Vincent Van Gogh came back to life, if only for one day, to celebrate his 157th birthday at Van Go’s Studio, Arts and Gifts in Covington.
The master Dutch painter, with his trademark bright red hair and dark red beard, simple suit, black clogs and startling ear bandage stopped by Carol Veliotis’ namesake studio to paint a little and blow out 157 candles.
Opening an art studio has always been a dream of Veliotis’, one she finally realized last November. And Van Gogh has always been one of Veliotis’ favorite artists.
"He made over 2,000 works of art, but only sold one during his lifetime to his brother. But I remember when his famous irises painting sold for $53 million. His work was simply despised when he was alive," she said.
Veliotis knows all of Van Gogh’s history and her Van Go Studio is filled with books about the painter. The name of her studio differs from Van Gogh’s, because of copyright issues. She said she’s always liked his art, from his dark and gloomy beginning, to the brighter colors and thicker strokes he used later in life.
Playing the part of Van Gogh was Dan Marineau, the owner of The Inn bed and breakfast in Covington and the director of music for St. Alban’s Episcopal Church in Monroe. Marineau wore an older suit and hat, which he said reflected Van Gogh’s preference for the peasant class. Even his black Crocs were symbolic of the black clogs wore by the poorer Dutch classes. His wig and pasted on red beard were picked out by Marineau and a stylist in Atlanta.

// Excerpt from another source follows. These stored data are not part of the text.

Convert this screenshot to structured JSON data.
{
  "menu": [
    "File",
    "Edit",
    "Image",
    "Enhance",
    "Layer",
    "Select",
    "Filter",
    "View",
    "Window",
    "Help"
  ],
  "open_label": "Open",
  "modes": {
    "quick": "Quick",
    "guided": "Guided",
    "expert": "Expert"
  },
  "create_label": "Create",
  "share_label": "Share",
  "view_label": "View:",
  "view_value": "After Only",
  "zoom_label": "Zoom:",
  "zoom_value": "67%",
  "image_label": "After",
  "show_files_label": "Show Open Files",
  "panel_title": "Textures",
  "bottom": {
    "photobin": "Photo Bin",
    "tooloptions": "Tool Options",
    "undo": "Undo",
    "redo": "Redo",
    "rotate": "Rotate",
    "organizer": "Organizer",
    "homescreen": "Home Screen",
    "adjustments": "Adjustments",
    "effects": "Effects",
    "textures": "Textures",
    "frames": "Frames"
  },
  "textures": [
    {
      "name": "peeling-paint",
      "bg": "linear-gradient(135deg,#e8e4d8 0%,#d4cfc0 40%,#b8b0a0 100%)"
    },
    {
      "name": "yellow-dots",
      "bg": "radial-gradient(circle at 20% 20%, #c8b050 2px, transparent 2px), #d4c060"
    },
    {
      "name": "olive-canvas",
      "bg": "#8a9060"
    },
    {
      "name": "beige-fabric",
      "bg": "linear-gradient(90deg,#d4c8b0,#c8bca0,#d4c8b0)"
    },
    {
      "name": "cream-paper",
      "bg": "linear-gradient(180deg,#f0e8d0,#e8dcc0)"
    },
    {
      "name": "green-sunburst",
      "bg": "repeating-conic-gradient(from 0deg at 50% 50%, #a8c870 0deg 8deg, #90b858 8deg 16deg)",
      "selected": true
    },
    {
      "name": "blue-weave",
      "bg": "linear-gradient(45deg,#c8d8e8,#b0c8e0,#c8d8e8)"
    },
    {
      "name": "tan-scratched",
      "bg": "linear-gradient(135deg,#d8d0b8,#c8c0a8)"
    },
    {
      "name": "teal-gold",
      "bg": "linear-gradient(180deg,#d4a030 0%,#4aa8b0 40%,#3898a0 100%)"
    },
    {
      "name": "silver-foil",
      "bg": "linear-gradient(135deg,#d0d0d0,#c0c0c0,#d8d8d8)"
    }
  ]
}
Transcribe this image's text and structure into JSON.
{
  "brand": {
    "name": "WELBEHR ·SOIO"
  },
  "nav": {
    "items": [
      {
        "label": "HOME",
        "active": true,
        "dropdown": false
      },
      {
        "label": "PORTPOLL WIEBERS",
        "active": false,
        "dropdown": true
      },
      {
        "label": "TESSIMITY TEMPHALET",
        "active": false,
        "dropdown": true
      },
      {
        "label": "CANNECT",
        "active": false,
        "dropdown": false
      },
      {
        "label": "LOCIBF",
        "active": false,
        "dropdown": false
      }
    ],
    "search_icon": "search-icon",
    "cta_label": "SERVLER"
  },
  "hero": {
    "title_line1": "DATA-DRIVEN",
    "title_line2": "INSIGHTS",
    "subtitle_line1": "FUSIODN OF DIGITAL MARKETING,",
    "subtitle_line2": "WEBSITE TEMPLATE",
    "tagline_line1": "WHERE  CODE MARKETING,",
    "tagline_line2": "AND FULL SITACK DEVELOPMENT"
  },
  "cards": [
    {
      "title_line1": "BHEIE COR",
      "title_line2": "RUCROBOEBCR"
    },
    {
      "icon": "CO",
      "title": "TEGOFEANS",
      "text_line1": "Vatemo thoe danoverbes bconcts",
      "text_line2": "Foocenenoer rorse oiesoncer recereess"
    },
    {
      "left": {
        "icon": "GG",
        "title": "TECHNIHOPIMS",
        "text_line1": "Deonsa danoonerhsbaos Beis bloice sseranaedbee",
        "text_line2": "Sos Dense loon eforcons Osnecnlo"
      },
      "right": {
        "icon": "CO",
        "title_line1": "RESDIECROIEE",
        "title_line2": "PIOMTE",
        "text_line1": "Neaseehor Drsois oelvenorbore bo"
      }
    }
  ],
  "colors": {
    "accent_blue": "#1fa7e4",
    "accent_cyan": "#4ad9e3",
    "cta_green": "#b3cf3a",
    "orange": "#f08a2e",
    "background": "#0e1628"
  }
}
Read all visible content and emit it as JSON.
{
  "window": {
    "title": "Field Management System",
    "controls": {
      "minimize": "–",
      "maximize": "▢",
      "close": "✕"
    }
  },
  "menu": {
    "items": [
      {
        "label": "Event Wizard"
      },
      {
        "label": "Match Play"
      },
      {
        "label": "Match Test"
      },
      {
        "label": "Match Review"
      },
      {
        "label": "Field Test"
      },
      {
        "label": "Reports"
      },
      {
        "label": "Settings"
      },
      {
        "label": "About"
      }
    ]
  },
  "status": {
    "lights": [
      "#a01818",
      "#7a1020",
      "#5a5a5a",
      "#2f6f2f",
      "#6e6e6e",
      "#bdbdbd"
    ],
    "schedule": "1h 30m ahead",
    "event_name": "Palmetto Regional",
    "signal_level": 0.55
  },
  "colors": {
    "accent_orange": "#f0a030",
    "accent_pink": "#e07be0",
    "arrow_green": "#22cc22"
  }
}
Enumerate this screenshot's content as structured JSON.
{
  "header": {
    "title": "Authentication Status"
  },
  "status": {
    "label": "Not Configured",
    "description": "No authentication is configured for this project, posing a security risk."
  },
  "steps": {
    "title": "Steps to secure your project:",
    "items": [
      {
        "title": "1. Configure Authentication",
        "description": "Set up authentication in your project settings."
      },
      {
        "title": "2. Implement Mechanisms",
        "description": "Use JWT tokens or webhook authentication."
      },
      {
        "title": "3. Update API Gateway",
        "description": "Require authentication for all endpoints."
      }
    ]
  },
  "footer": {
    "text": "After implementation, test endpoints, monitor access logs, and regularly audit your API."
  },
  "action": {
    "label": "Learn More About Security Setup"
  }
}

“I looked on the internet and went to the library to find all the books I could. Pictures without his ear bandage are a lot more common, so I had look carefully for bandage pictures,” he said.
Veliotis bought 157 cupcakes to celebrate the anniversary of the artists. She also gave away live irises and sunflower seeds, two of Van Gogh’s favorite inspirations, had a sidewalk chalk competition and door prizes for visitors.
Veliotis said she hopes to celebrate Van Gogh’s birthday annually. She said her art studio and gift store, located at 5172 Floyd St., have something from everyone, with trinkets starting at $3 to works art costing up to $300.
“Opening my store has been a goal for more than 30 years. When most people are retiring, I’m starting on this risky venture to open my own art gallery during a recession,” she said. “But I love art.”